Sytuacji nie ratują nawet Chiny, a desperacja Kremla jest w tej kwestii coraz większa.
Niezależna stacja radiowa Echa Moskwy została zamknięta po tym, jak rozpoczęła się wojna na Ukrainie.
– Na początku społeczeństwo było w szoku – przyznał redaktor naczelny stacji Aleksiej Wieniediktow.
Dodał, że stało się tak, dlatego że w jednej z audycji „operacja specjalna” została określona strategicznym błędem Putina.
– Po paraliżu szokowym ludzie nabrali odwagi i rozpoczęli przygodę z polityką zagraniczną – stwierdził rosyjski dziennikarz.
Do coraz większej liczby osób zaczynają docierać negatywne skutki wojny oraz wprowadzonych sankcji. Rosjanie starają się jednak żyć normalnie.
Rosyjski prawnik German Gref trzymał się blisko Władimira Putina, starając się podtrzymać probiznesowy charakter polityki.
Gref w czasie forum ekonomicznego w Petersburgu nie ukrywał, że Rosja jest w poważnych tarapatach.
– Z pewnością gospodarka trzyma się na razie lepiej, niż oczekiwano.
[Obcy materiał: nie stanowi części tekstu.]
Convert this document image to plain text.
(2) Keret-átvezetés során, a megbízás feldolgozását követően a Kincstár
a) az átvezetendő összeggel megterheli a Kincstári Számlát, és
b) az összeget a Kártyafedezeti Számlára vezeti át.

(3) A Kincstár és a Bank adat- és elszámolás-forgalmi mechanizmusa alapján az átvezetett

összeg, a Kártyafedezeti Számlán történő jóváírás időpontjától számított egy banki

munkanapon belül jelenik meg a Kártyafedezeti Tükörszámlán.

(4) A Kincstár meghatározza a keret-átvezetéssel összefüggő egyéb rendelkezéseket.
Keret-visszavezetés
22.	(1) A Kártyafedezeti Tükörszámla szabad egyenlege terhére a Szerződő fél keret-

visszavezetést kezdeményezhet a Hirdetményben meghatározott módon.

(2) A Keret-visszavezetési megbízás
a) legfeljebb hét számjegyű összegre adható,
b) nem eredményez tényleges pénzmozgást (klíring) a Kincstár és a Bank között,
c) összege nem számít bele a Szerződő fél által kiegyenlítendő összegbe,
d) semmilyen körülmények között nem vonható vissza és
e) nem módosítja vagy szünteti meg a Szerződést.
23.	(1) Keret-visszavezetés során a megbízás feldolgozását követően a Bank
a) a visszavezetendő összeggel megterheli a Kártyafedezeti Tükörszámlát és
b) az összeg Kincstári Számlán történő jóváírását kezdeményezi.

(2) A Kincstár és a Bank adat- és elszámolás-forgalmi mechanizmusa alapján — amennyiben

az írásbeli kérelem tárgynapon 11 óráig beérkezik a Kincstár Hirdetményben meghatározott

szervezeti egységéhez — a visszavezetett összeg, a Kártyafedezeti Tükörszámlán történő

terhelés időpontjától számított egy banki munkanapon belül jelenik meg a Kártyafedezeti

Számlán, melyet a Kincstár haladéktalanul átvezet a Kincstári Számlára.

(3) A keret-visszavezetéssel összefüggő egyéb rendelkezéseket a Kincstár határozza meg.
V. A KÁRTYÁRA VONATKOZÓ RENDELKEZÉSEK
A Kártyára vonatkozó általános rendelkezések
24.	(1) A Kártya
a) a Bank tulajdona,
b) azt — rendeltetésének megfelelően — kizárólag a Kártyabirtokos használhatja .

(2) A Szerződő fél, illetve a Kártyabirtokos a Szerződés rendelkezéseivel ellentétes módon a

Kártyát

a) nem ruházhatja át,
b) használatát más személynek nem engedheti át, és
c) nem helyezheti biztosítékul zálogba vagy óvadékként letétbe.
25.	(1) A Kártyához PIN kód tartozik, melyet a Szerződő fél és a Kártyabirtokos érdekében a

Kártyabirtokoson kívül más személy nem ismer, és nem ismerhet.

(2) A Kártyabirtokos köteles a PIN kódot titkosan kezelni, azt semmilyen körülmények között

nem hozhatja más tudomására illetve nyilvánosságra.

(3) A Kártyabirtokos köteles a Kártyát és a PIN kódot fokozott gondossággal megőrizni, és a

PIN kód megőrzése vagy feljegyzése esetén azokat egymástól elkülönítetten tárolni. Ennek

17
Ale ponieważ kraje, które nałożyły sankcje na Rosję, stanowiły 56 proc. rosyjskiego eksportu i 51 proc. importu, zagrożone było 15 proc. produkcji gospodarczej. A powrót do poziomu z 2021 r. może potrwać około dziesięciu lat, jeśli nic się nie zrobi – mówił były minister gospodarki oraz wieloletni szef Sbierbanku – największego banku w kraju.
W efekcie sankcji nastawienie rosyjskiego społeczeństwa do Zachodu uległo znacznemu pogorszeniu. Tak wynika z analiz ośrodka badania opinii publicznej Centrum Lewady.
– A ponieważ odpowiada to także głównemu nurtowi na Kremlu, instytuty badawcze rozpaczliwie próbują wymyślić modele rozwoju gospodarki, które do tego pasują. Przy całej różnorodności modeli wszystkie zawierają zwrot ku Wschodowi, zwłaszcza ku Chinom. Wiele z nich zakłada odcięcie się od światowego handlu i koncentrację na rynku krajowym – tłumaczył Roland Götz, ekspert ds. rosyjskiej ekonomii na Wolnym Uniwersytecie w Berlinie.
Tymczasem Rosjanie nieustannie otrzymują propagandowy przekaz, w którym słyszą, że ich kraj jest samowystarczalny gospodarczo.
Władimir Putin poruszył niedawno ten temat, mówiąc o konieczności zmian polityki handlowej, a także orientacji na gospodarki w krajach rozwijających się. Liczy również na współpracę z Chinami, które zapewne nie udzielą wsparcia bezinteresownie.
Komentarz w tej sprawie zostawił również Aleksandr Szirow, dyrektor Instytutu Prognoz Gospodarczych Akademii Nauk. W rozmowie z „Die Welt” podkreślił wielkość Rosji.
– Handel zagraniczny nie jest tak ważny, jak kiedyś. Możemy też pozyskać niezbędny kapitał na inwestycje w kraju na najbliższe dziesięć lat, biorąc pod uwagę nasze niskie zadłużenie – wyjaśnił Szirow.